My enormous thanks to Jaime Frost at Harper Collins for sending me a Netgalley copy of The Book of Love in return for an honest review.
Fionnuala Kearney’s You, Me and Other People was one of the first books I reviewed when I began blogging and you can see my review (and the way the blog has evolved) here. I also reviewed Fionnuala’s The Day I Lost You here and it was my book of the Year in 2016 amongst some very stiff competition. You can find out more about that here.
Published by Harper Collins on 25th October 2018, The Book of Love is available through these links.
The Book of Love
One love. Two people. Twenty Years.
From the moment they met, Erin and Dom loved each other too much, too quickly. Everyone said it wouldn’t last. But they knew differently.

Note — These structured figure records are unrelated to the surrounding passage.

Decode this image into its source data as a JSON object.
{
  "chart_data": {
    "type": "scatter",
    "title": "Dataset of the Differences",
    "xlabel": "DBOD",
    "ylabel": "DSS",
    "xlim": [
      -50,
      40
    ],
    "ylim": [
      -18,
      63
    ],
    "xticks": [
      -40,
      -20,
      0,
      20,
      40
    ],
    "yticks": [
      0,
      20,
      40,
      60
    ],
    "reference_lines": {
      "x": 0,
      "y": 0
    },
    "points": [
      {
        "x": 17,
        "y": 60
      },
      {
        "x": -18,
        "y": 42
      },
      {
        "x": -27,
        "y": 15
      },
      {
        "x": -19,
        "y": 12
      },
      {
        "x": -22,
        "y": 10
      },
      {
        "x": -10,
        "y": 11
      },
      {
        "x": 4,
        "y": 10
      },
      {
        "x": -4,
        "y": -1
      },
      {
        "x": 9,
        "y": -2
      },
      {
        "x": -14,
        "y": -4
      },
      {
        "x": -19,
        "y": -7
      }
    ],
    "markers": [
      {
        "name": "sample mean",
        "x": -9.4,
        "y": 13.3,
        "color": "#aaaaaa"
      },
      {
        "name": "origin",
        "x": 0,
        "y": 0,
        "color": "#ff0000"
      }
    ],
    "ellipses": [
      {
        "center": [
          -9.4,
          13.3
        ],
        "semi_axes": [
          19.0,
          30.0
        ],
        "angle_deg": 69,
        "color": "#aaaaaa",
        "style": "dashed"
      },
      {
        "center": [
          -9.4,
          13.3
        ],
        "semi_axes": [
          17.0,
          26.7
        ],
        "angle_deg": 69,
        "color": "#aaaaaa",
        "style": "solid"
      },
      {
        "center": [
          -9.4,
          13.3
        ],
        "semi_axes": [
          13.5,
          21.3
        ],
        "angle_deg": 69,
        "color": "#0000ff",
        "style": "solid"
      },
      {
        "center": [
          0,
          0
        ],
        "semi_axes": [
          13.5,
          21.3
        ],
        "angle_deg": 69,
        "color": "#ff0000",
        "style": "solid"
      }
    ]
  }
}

A wedding present, a notebook, brings them together through the good times and the bad. On the blank pages of their love story, they write down everything they can’t always say – the secrets, the heartbreak, the highs and lows. It’s where they see the best and worst of each other.

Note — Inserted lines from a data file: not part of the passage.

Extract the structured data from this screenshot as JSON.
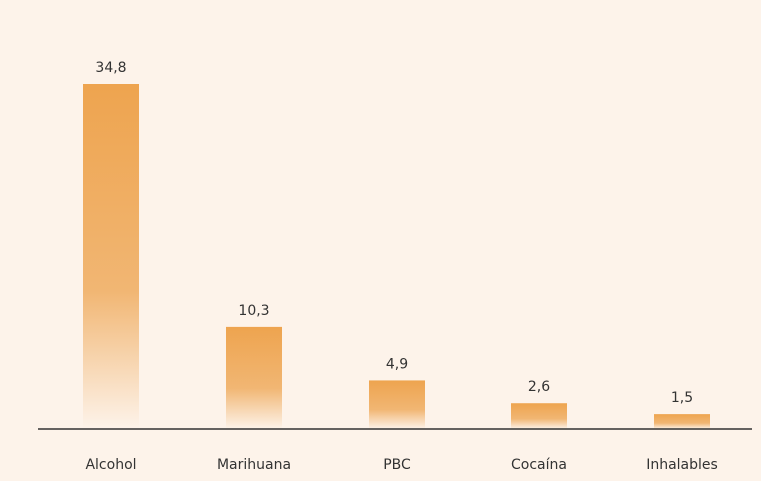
{
  "colors": {
    "background": "#fdf3ea",
    "bar_top": "#eea44f",
    "bar_bottom": "#fdf3ea",
    "axis": "#333333",
    "text": "#333333"
  },
  "chart_data": {
    "type": "bar",
    "categories": [
      "Alcohol",
      "Marihuana",
      "PBC",
      "Cocaína",
      "Inhalables"
    ],
    "values": [
      34.8,
      10.3,
      4.9,
      2.6,
      1.5
    ],
    "value_labels": [
      "34,8",
      "10,3",
      "4,9",
      "2,6",
      "1,5"
    ],
    "title": "",
    "xlabel": "",
    "ylabel": "",
    "ylim": [
      0,
      34.8
    ],
    "grid": false,
    "legend": "none"
  }
}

Falling in love is easy but staying in love is where the story begins…
This is The Book of Love.
My Review of The Book of Love
Erin and Dom use the book of love to record their thoughts.
I’m not sure I can write a review of The Book of Love because I simply do not have the vocabulary to describe what an impact this glorious celebration of love in all its forms has had on me. I feel simultaneously broken, uplifted and so emotional I can hardly see the screen to write through my tears.
I thought all the characters were wonderful but it was Dom who appealed to me most. The intensity of his relationship with Erin, his flawed and realistic nature and his unfailing love meant he infiltrated my thoughts even when I wasn’t reading about him. I ended The Book of Love feeling I had known Dom and Erin personally, shared the ups and downs of their lives and I wanted to hold them in my embrace.
The Book of Love is brilliantly plotted by Fionnuala Kearney so that the surprises on the way left me emotionally stunned. There are mysteries that unfold through magnificent storytelling. I genuinely gasped aloud a couple of times and occasionally I so wanted things to be different that my heart shattered. To have such a huge impact on the reader takes consummate skill and Fionnuala Kearney has it at its most wonderful. I can’t say too much about the plot because I would hate to spoil the read for others. However, I would say; be prepared to invest all your emotions without your consent because once you’re absorbed into The Book of Love your life, your heart and your very soul will not be your own. It’s fair to say that Fionnuala Kearney not only understands humanity in its very essence, she knows exactly how to convey that essence on the page in The Book of Love.
I’m not going to say more because I don’t feel up to the task of articulating what a wonderful, wonderful book this is. The Book of Love is compassionate, beautiful and raw. It touched me. It broke me and ultimately it left me feeling that, whatever life throws at us, love can and does endure.
I completely and utterly adored The Book of Love – mightily!
About Fionnuala Kearney
Fionnuala Kearney, pronounced Finoola Carney, was born Fionnuala Moore into a large Irish family. One of seven children, she discovered, age six, that she had in fact been christened Ann. That’s Ann with no ‘e’. Her parents had decided, for some reason to address her by her second name, saddling her with a life of dealing with unnecessary vowels.
At twenty she moved to London and marrying Mr Kearney proved to be the best thing she ever did (apart from the fact that the vowel thing escalated even further). Two daughters, both with deliberately simple mono syllabic names followed.
Earning a living meant working in property. She was for many years a home search agent (like Phil and Kirstie without the cameras). Dealing with high net worth individuals and celebrities, she decided one fateful day, five years ago, that it was time for a change.
Encouraged by her loved ones, she did just that. Five years later – years of penury in her garret spent learning her craft, with not a celeb in sight (except for an odd dose of the Kardashians on telly), she is often found talking to herself with yellow ‘post its’ stuck to her forehead.
She likes to write about relationships: a married couple, a mother and child, siblings, best friends… She likes to peel away the layers and see what’s going on beneath and then tell you all about it.